Department of Neuroscience, Mayo Clinic, 4500 San Pablo Road, Jacksonville, FL 32224, USA.
Mol Neurodegener. 2008 Nov 1;3:19. doi: 10.1186/1750-1326-3-19.
Overexpression of alpha-synuclein (SNCA) in families with multiplication mutations causes parkinsonism and subsequent dementia, characterized by diffuse Lewy Body disease post-mortem. Genetic variability in SNCA contributes to risk of idiopathic Parkinson's disease (PD), possibly as a result of overexpression. SNCA downregulation is therefore a valid therapeutic target for PD.
We have identified human and murine-specific siRNA molecules which reduce SNCA in vitro. As a proof of concept, we demonstrate that direct infusion of chemically modified (naked), murine-specific siRNA into the hippocampus significantly reduces SNCA levels. Reduction of SNCA in the hippocampus and cortex persists for a minimum of 1 week post-infusion with recovery nearing control levels by 3 weeks post-infusion.
We have developed naked gene-specific siRNAs that silence expression of SNCA in vivo. This approach may prove beneficial toward our understanding of the endogenous functional equilibrium of SNCA, its role in disease, and eventually as a therapeutic strategy for alpha-synucleinopathies resulting from SNCA overexpression.

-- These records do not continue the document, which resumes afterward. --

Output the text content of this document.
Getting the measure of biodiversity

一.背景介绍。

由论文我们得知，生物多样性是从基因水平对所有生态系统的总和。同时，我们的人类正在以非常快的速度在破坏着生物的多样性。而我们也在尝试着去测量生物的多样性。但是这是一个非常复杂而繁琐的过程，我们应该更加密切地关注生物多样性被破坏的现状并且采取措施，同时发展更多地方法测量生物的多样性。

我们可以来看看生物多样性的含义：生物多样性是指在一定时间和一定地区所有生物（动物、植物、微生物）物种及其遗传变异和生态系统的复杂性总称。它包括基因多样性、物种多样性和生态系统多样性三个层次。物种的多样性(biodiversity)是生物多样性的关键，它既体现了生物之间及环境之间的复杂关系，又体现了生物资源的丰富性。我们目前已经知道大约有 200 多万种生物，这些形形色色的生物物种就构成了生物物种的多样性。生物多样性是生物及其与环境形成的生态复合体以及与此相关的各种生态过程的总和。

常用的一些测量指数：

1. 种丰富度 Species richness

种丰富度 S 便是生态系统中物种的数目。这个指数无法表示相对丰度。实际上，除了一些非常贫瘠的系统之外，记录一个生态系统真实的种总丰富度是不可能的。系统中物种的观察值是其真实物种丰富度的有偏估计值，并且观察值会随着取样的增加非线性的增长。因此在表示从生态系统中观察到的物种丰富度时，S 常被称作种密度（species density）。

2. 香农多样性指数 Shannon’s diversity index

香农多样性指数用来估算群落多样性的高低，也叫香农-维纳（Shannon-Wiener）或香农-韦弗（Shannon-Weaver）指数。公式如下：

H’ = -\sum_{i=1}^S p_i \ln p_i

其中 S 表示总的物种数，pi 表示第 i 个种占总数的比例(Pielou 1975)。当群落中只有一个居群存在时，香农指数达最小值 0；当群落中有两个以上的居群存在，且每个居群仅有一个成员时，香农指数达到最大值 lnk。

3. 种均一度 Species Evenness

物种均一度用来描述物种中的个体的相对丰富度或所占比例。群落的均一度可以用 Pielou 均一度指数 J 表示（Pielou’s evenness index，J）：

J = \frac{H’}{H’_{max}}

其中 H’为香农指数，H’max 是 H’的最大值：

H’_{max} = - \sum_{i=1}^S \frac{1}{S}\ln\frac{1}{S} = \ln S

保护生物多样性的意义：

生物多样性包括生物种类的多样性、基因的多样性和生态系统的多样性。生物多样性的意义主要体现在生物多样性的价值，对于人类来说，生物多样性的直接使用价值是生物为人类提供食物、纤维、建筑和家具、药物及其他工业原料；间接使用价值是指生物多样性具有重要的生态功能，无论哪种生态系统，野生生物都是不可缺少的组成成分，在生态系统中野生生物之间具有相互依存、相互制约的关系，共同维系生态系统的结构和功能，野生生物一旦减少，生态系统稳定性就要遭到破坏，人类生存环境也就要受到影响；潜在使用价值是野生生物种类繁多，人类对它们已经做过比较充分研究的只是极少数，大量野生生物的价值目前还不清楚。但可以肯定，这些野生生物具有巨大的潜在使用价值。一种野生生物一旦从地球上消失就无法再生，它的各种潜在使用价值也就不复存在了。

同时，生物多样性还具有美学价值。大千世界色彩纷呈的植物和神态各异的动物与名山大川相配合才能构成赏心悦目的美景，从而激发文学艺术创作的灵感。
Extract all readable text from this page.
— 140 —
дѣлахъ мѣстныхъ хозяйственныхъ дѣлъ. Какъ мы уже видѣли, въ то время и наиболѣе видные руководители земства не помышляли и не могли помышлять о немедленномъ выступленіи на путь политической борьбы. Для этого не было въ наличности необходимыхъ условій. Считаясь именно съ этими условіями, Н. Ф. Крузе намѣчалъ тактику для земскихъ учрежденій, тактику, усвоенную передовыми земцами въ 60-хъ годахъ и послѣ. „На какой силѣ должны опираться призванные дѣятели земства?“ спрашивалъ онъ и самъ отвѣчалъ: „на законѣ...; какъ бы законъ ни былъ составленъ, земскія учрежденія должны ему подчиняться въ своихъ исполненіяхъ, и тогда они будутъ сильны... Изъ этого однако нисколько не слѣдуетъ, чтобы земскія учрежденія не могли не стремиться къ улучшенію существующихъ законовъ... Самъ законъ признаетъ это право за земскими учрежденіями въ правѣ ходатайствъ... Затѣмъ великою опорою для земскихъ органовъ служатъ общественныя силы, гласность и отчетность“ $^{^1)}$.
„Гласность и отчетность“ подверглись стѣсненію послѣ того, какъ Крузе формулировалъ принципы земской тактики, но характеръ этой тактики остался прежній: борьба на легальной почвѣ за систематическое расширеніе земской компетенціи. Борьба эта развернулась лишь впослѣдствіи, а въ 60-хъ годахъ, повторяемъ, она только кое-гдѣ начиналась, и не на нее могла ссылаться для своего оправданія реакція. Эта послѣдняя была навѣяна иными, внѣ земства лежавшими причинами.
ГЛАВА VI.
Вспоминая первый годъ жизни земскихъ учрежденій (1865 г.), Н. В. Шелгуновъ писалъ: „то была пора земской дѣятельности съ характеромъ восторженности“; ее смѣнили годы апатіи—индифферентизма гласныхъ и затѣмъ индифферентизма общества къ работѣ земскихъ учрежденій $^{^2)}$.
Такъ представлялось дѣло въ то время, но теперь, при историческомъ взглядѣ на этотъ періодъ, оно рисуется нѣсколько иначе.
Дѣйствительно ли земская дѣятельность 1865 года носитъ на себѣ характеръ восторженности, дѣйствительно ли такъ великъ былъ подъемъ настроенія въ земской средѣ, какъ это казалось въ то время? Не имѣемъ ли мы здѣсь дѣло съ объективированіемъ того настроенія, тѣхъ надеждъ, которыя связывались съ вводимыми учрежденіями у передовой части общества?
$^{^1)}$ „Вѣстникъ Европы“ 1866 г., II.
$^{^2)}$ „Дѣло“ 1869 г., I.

家族中α-突触核蛋白 (SNCA) 的过度表达会导致帕金森病和随后的痴呆症,其特征是死后弥漫性路易体病。SNCA 的遗传变异会增加特发性帕金森病 (PD) 的风险,这可能是由于过度表达所致。因此,SNCA 的下调是 PD 的一个有效治疗靶点。
我们已经鉴定出了人类和鼠类特异性的 siRNA 分子,可以在体外降低 SNCA 的表达。作为概念验证,我们证明了将化学修饰的(裸)、鼠类特异性 siRNA 直接注入海马体可以显著降低 SNCA 水平。海马体和皮质中的 SNCA 减少至少持续 1 周,在 3 周后接近对照水平。
我们已经开发出了裸基因特异性 siRNAs,可以在体内沉默 SNCA 的表达。这种方法可能有助于我们理解 SNCA 的内源性功能平衡、其在疾病中的作用,以及最终作为 SNCA 过度表达导致的α-突触核蛋白病的治疗策略。